After leaving his cell phone number at the nurses’ station, Shep emerged from the lobby onto Broadway, blinking in the sharp, white winter sunlight. He’d given no thought to how he might occupy the rest of the day, aside from a vague ambition to get some coffee. Glynis wouldn’t be wheeled in right away; after the sedative, she still had to be put under general anesthesia, and then for at least four hours she’d be in surgery. Thereafter, she’d be conked out on morphine for more than a day. Again he yearned for protocol. He couldn’t see the utility of a civilization that had an etiquette for sending greeting cards in December or placing the fork to the left of a plate, but as for what to do while your wife was sliced open you were on your own.

Yet it took only one
café con leche
in Washington Heights to realize that there was a protocol. It was blessedly specific, and so iron-clad that it might have been chiseled into the Constitution: In America, if you had a job that provided even the most miserable health insurance and your wife was very ill. If you had been frequently absent from that employment, and were likely to miss more days still. If your employer was a dickhead. Then when your wife went under the knife, and at every other opportunity as well?

You went to work.

 

J
ackson seemed surprised to see him, but only for a moment; Jackson was well versed in the unwritten Constitution, too. Within minutes of Shep’s arrival, Mark, the Web designer who’d been especially caustic about Pemba, came up to his desk and squeezed his shoulder. “Be thinking of you today, bro,” he said. Other co-workers smiled encouragingly, particularly those who’d worked under the old Knack regime—what few were left. Even Pogatchnik showed, for him, unusual sensitivity by at least making himself scarce. So: Jackson had told the staff. Shep might have been affronted—the guy had overstepped the mark, and for all Jackson knew his friend was experiencing a violent sense of privacy—but found himself grateful instead. For he felt anything but guarded: raw, unprotected, his very insides exposed to the air, as if he had no skin. Jackson would have meant the announcement as a kindness. Shep would receive it as a kindness.

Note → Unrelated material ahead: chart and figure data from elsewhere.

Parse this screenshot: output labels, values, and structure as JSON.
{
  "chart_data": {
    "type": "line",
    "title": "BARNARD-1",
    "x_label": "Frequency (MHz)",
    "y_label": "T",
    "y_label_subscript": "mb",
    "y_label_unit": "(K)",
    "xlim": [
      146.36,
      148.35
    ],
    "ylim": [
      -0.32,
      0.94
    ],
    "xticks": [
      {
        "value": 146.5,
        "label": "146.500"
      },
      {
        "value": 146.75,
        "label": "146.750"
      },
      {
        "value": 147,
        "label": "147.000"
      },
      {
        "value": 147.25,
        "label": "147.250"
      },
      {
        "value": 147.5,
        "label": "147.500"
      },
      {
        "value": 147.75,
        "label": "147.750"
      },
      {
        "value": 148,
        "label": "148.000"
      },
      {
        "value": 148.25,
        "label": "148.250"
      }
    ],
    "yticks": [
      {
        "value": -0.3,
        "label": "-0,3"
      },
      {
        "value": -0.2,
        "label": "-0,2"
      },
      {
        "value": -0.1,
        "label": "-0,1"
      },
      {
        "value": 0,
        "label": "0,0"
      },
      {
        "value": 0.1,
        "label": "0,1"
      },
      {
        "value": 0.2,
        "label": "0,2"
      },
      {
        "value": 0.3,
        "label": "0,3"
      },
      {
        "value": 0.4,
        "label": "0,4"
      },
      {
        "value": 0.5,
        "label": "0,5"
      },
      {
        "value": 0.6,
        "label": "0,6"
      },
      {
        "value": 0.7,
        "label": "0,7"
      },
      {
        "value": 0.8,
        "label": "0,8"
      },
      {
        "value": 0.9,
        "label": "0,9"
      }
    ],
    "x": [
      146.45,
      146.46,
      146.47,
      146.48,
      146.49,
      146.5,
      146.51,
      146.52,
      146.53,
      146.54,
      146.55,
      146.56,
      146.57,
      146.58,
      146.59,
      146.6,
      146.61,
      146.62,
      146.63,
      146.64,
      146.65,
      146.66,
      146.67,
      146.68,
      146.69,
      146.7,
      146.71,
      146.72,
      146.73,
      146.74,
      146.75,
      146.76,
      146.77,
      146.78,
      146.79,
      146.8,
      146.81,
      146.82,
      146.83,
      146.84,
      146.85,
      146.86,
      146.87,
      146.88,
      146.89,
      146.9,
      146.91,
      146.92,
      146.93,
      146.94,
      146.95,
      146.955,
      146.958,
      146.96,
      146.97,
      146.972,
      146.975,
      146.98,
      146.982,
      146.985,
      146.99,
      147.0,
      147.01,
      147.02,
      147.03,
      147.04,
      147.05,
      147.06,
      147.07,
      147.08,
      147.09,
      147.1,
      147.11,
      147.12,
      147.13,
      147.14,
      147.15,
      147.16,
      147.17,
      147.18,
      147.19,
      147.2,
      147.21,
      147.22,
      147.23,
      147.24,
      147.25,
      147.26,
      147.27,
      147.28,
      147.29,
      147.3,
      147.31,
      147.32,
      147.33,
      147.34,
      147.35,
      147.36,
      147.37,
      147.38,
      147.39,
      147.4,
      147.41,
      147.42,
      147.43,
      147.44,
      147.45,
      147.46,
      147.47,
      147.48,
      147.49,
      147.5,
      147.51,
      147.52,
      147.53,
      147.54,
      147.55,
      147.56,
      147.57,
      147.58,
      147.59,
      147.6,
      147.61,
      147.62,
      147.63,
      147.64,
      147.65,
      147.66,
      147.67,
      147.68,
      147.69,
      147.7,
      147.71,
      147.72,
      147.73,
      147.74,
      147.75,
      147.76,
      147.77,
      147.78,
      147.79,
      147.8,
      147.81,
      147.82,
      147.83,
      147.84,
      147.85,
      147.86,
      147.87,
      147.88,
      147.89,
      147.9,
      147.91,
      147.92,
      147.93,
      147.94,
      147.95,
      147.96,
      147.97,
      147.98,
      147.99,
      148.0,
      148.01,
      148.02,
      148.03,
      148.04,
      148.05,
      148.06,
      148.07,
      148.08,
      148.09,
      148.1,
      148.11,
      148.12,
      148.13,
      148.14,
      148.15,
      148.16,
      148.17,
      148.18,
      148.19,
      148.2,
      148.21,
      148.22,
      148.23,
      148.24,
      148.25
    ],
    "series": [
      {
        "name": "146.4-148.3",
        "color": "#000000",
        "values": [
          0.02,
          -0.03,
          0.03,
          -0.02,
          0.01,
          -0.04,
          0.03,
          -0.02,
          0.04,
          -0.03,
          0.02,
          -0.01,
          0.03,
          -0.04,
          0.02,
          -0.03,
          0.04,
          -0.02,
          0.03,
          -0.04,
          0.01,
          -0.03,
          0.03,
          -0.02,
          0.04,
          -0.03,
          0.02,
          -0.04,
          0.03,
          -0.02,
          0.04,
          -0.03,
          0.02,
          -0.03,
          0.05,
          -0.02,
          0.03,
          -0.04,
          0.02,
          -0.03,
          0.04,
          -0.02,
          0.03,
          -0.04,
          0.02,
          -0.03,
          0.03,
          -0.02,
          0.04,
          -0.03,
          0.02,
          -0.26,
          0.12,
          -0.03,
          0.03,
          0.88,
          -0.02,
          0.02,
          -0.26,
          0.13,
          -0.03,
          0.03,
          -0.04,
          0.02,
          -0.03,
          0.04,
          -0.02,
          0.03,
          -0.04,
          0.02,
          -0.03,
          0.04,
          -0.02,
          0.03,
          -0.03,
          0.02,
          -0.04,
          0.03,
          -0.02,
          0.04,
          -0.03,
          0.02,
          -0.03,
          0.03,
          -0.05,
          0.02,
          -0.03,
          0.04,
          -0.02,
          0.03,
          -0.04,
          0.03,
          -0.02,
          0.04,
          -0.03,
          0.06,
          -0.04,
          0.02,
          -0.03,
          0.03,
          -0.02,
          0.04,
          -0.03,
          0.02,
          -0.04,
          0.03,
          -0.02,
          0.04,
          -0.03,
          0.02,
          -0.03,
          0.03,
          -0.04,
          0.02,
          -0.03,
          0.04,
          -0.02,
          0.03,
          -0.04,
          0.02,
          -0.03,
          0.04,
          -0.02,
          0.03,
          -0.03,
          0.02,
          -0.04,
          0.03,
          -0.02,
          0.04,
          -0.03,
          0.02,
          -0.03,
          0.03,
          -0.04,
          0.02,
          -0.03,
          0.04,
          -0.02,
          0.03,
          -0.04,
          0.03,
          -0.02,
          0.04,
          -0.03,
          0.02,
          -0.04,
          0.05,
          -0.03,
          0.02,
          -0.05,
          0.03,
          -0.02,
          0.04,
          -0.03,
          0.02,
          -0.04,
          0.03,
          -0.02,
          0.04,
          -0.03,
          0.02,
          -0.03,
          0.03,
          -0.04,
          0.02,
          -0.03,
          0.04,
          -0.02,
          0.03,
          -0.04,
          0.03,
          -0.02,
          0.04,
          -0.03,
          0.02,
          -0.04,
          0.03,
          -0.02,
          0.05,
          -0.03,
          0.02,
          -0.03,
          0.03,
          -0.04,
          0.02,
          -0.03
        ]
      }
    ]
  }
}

Phoning disgruntled customers, Shep might have expected to be irascible, to chafe at the inconsequence of every grievance. To the contrary, each feebly glued tile of linoleum seemed to matter, because everything mattered. He’d been so thankful for the smallest act of consideration from total strangers this morning: a nurse’s application of an ice chip to his wife’s cracked lips. Consideration for other strangers seemed fitting repayment. He let the complainants go on at length, expressing his dismay that their workmen had failed to give satisfaction, and promising to redress the problem without delay. When a woman in Jackson Heights objected to Handy Randy’s employment of Mexicans, insinuating that they were all illegals—which, let’s face it, they probably were—he didn’t impugn her illiberality, but explained patiently that while their Hispanic handymen were hardworking and competent, their English was often poor. They didn’t always grasp what was required. He would ensure that a fluent native speaker was sent to fix her doorframe, until the screen door swung to with a graceful click.

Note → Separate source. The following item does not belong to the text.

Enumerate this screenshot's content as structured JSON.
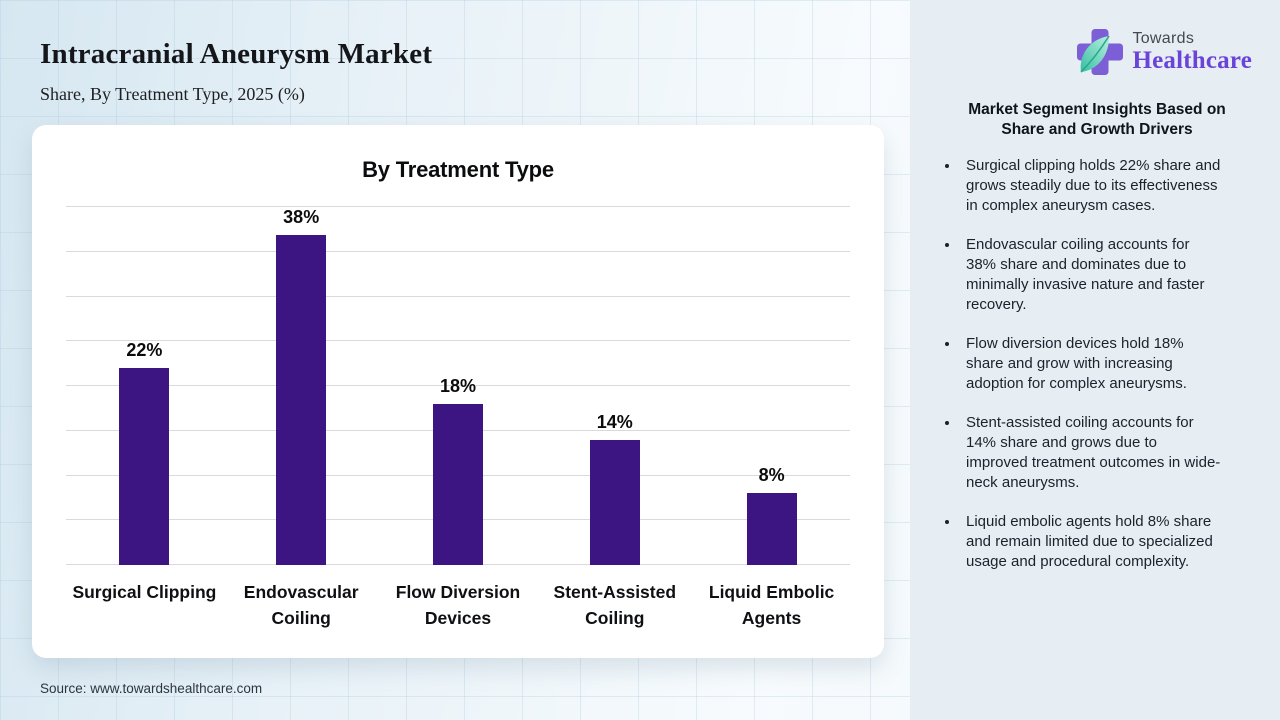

Lonely, he was glad of the clients’ companionship, glad for the contact, for the sound of the human voice. Customer relations as video game: focus, on anything but Columbia-Presbyterian. He was unusually
aware of his control over the quality of a few moments in these customers’ lives—lives, after all, comprised of moments, and only of moments. Single-handedly, he might redeem five minutes of their day. It was no small matter. The redemption carried forward into the future, too, by providing a remembered encounter with a helpful, receptive man who had sympathized with their troubles, and endeavored to resolve them. He could make jokes that were glorious for the very fact that he need not have made them. How odd that at every point of contact with other people, meaning dozens if not hundreds of times a day, he had always wielded this power—to elevate the quotidian to the playful, the humorous, the compassionate—and so rarely made use of it.